Vous suivrez ces pieds nickelés jusqu'au bout de l'enquête et du chemin, vous voudrez enlacer et embrasser certains des pensionnaires, vous vous réjouirez que l'Amour et l'Amitié soient toujours aussi présents et vous chanterez avec Pierre et Lola sa petite fille de 25 ans bloquée dans la mémoire du grand père à 7 ans cette comptine :
« Un éléphant qui se balançait sur une toile, toile, toile, toile d'araignée.Et il trouvait ce jeu tellement amusant que bientôt vint un deuxième éléphant. Bidou, bidou.... Deux éléphants qui se balançaient.... »

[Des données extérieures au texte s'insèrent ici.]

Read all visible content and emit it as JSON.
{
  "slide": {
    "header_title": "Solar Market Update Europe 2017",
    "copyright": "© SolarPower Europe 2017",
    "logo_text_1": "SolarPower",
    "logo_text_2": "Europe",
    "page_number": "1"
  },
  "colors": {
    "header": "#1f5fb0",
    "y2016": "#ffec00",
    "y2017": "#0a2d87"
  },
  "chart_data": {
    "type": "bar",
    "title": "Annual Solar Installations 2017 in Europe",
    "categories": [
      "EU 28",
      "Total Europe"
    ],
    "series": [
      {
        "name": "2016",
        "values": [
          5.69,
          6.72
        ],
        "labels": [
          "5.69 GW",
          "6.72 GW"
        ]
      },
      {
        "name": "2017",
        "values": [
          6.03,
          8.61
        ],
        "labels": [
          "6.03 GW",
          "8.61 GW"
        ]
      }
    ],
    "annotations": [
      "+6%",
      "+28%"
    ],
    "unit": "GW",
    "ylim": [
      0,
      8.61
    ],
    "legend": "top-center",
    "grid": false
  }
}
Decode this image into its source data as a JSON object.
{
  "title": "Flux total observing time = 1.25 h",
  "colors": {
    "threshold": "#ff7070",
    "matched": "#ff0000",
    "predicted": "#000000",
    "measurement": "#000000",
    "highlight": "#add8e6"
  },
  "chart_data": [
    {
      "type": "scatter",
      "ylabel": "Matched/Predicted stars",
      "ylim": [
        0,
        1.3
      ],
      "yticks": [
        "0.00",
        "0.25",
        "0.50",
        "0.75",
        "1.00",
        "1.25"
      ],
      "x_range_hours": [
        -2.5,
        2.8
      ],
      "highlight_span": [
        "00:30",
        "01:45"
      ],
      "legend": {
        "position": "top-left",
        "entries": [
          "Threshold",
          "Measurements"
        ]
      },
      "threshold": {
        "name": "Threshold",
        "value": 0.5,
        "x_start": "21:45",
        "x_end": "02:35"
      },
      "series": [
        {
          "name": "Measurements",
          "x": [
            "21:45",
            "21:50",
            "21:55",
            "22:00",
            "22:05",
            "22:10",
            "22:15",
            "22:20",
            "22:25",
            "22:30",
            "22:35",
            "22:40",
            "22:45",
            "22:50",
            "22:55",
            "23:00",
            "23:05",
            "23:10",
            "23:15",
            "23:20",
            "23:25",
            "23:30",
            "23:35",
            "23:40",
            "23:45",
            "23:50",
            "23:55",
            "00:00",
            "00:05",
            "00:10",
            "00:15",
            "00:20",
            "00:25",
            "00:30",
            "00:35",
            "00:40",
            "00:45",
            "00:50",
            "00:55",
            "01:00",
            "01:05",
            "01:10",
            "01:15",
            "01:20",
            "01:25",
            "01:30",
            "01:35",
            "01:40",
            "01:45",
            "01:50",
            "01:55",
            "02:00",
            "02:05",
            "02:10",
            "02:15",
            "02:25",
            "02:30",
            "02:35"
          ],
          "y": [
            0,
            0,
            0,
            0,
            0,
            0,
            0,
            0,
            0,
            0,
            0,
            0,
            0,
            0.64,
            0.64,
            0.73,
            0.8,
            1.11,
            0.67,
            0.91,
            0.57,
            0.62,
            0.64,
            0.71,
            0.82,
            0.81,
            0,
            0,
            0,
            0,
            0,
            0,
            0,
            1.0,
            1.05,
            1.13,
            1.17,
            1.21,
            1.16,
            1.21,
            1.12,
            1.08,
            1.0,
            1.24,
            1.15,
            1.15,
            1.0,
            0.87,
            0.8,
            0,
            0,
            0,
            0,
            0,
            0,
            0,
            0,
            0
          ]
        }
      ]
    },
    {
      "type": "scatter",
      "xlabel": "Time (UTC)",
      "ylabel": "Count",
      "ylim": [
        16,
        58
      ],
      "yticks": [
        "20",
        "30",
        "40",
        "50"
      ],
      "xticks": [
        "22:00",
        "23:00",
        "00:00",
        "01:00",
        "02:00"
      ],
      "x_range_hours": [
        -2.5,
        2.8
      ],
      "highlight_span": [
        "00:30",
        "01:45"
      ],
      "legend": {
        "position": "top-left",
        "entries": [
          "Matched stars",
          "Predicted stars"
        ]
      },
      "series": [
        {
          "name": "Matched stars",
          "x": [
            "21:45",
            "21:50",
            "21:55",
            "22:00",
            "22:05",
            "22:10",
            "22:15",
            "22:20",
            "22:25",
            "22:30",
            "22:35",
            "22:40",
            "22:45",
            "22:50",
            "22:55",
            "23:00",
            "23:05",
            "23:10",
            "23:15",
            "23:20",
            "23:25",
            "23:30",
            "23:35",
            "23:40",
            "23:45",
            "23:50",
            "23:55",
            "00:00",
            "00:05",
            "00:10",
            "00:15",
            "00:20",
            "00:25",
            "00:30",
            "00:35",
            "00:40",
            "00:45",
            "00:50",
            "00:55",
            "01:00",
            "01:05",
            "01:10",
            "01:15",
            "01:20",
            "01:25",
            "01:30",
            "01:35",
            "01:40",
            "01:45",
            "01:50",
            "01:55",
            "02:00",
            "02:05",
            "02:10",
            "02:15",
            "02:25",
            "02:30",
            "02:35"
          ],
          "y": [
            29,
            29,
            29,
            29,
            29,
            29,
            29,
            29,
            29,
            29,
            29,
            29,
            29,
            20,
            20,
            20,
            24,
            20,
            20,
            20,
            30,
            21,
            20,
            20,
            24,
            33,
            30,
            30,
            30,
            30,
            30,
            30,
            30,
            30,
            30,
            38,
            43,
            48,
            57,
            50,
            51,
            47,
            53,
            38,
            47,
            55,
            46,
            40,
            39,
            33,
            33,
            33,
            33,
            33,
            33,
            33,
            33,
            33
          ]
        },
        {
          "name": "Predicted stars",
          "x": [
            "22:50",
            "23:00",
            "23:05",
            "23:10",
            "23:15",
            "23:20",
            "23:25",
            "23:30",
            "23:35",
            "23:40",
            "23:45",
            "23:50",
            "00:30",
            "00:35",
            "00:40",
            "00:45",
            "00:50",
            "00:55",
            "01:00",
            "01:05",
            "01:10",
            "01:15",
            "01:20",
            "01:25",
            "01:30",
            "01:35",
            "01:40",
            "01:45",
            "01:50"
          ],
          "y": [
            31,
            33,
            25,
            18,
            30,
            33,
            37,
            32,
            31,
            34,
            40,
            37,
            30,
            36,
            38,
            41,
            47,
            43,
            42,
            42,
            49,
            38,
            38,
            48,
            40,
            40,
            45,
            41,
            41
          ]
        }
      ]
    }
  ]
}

Très beau roman sur la vieillesse, l'Amour, l'Amitié, le courage, le respect que nous devons aux anciens. Une réflexion en filigrane sur notre société jeuniste menacée de perdre ses fondations solides si nous n'y prenons pas garde. Un avertissement quant à toute cette mémoire bientôt perdue si nous ne récoltons pas les témoignages de toutes ces personnes âgées ; enfin un plaidoyer se servant de l'humour comme arme de guerre massive contre l'exploitation et la maltraitance des pensionnaires de certaines maisons de retraite qui sont autant de mouroirs indignes où sévissent des criminels en puissance.
Effectivement l'auteur a raison de rappeler que les petits vieux n'ont pas dit leur dernier mot et qu'ils peuvent toujours se défendre, voire plus.